On Wednesday, Freshworks Inc (NASDAQ:FRSH) saw its price target adjusted by Canaccord Genuity, now aiming for $17, a decrease from the previous $20 target. Despite the reduction, the firm continues to hold a Buy rating on the stock.
The adjustment comes as the software company trades at what is perceived as a lower risk, given its current valuation compared to peers, operational metrics, and the sum of its parts. The analyst from Canaccord Genuity believes that Freshworks presents a low-risk opportunity in the small to mid-cap (SMID) software sector.
The expectation is that the downside risk is limited, with the stock’s valuation potentially remaining stable as growth continues, albeit at a decelerating pace.
The potential for upside was also noted, with the possibility of a gradual reacceleration of growth beginning in 2025. This could lead to investors recognizing Freshworks for achieving what is known as the Rule of 40 metrics by 2026, a balance of growth and profitability that is often sought after in the software industry. The analyst suggests that such recognition could result in multiple expansions for the stock.
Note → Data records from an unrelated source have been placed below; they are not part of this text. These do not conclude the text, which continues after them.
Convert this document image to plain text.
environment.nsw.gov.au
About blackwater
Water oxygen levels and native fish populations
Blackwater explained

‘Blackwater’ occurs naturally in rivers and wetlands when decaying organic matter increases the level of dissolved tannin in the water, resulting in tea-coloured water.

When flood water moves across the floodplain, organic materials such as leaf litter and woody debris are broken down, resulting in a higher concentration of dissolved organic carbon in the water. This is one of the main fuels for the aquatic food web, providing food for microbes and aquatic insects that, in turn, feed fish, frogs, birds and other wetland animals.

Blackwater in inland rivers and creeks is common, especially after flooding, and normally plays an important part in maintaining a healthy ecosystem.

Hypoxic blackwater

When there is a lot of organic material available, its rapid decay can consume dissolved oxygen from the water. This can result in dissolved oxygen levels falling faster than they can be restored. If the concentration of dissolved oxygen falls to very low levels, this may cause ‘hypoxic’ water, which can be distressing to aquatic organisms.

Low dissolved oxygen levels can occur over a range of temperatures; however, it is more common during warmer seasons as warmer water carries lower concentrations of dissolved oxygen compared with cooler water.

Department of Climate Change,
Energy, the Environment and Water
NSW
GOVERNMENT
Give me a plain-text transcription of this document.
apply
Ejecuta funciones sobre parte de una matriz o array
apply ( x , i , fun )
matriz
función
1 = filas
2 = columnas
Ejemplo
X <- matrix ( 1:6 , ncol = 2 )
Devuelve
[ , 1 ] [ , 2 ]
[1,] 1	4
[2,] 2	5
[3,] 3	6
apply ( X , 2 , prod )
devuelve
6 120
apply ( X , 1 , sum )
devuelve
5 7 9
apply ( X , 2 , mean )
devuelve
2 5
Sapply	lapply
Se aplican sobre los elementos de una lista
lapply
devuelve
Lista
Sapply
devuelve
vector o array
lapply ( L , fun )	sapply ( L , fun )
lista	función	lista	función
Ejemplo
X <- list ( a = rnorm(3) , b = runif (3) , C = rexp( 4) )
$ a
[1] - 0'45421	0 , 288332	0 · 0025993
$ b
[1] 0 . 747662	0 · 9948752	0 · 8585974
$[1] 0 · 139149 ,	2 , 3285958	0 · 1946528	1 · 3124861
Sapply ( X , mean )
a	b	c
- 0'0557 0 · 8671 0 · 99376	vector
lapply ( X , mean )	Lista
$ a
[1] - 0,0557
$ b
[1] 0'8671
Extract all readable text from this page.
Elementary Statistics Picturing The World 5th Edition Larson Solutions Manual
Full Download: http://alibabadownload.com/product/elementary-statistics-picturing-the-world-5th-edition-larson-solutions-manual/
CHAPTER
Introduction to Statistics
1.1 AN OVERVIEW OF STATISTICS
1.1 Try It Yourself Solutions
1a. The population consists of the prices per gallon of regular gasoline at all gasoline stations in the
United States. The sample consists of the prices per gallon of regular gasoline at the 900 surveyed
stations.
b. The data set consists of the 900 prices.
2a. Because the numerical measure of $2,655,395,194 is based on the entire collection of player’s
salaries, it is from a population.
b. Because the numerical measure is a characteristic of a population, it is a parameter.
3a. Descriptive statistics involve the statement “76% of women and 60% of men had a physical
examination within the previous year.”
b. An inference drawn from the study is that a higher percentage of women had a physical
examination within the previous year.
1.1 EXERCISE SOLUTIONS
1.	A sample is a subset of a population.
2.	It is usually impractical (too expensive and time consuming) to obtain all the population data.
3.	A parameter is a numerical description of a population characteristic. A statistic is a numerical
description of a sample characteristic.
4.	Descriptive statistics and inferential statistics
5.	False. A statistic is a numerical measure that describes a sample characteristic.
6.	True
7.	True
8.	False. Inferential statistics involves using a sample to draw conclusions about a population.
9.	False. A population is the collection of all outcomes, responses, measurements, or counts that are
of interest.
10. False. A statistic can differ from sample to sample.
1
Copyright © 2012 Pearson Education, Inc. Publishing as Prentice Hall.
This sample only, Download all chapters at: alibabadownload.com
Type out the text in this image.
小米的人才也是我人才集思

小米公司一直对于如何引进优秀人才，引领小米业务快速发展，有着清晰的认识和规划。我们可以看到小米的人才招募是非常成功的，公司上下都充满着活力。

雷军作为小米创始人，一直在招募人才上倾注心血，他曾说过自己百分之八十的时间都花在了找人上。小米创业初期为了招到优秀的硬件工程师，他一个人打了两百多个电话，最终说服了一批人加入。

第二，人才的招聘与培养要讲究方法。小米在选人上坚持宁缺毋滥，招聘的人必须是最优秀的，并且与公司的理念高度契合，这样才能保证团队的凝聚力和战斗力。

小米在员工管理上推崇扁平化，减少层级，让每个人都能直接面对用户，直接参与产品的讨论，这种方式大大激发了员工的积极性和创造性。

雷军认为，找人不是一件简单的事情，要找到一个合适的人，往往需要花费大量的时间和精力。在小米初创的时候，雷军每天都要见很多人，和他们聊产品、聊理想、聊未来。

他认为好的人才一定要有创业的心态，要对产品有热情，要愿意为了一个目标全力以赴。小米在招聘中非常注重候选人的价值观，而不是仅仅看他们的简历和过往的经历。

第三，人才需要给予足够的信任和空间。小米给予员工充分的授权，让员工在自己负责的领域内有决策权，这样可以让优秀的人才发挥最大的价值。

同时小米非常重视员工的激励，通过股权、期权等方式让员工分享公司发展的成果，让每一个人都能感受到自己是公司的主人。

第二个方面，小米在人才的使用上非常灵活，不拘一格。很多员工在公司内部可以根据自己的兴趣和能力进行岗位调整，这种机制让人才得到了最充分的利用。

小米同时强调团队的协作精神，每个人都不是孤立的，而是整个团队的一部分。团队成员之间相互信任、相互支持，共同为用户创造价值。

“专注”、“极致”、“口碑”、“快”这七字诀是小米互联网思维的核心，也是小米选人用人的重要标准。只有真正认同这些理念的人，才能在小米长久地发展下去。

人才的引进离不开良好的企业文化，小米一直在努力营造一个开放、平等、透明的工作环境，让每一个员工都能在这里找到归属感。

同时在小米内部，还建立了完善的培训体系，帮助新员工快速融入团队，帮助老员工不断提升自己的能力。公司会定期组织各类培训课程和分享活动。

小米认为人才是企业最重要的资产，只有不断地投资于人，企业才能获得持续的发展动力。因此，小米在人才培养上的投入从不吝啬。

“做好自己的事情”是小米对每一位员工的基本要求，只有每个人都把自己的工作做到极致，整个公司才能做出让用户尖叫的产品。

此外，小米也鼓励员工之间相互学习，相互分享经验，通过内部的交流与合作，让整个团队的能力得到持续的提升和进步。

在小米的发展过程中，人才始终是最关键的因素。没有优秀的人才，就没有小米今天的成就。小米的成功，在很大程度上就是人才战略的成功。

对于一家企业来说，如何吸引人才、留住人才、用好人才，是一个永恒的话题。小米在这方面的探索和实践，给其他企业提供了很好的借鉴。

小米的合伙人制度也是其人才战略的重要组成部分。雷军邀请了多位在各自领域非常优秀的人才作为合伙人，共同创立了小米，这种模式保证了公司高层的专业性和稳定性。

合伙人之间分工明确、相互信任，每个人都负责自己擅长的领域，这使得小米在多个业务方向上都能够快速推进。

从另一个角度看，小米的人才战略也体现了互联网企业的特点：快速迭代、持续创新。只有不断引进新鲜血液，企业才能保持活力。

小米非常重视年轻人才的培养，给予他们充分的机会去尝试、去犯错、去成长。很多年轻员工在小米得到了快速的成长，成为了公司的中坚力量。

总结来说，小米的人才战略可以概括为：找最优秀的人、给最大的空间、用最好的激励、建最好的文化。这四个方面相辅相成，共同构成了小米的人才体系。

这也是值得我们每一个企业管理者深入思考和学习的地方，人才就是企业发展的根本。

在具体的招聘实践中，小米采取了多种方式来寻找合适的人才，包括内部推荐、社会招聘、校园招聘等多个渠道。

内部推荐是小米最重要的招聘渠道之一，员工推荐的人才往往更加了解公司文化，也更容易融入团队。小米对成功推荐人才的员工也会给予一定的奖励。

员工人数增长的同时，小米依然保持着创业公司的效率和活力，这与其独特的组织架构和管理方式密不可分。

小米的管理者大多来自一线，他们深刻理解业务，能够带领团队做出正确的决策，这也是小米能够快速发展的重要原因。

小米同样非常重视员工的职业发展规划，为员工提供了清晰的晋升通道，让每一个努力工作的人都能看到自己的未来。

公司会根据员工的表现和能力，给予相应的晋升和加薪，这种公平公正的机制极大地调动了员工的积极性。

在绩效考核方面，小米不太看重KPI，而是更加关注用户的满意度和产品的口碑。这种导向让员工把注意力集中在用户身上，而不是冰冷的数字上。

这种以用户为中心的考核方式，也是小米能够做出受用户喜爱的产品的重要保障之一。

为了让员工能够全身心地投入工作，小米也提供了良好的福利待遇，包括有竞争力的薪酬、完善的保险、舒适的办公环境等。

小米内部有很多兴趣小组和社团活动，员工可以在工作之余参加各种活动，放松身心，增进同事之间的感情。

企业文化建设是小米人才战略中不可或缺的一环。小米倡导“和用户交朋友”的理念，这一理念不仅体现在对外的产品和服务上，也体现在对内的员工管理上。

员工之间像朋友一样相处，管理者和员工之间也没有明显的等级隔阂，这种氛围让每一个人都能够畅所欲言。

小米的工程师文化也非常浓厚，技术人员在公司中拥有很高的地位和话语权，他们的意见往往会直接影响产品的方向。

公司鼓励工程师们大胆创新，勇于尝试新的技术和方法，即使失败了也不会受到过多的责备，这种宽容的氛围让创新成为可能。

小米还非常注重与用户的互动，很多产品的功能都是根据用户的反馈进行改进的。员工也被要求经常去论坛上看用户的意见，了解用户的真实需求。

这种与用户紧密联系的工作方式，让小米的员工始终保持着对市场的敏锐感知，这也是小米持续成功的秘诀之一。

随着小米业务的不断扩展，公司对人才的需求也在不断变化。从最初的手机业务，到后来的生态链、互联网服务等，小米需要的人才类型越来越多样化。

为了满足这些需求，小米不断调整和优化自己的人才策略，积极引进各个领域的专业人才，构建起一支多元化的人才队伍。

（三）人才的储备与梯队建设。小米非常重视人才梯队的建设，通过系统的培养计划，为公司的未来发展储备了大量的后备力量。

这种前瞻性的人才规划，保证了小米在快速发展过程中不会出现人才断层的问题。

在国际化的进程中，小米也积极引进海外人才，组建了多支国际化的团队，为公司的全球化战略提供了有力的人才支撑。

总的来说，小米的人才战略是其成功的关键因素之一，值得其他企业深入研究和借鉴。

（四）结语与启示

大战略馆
Furthermore, the analysis did not take into account the additional benefits that could arise from traction with Generative AI technology or from any strategic interest in Freshworks. The revised price target of $17 reflects a more precise alignment with the firm’s sum-of-the-parts (SOTP) analysis, which considers the value of the company’s individual segments.
In summary, Canaccord Genuity’s stance on Freshworks remains positive, with the firm encouraging investors to reassess the company’s potential, leading to the maintained Buy rating.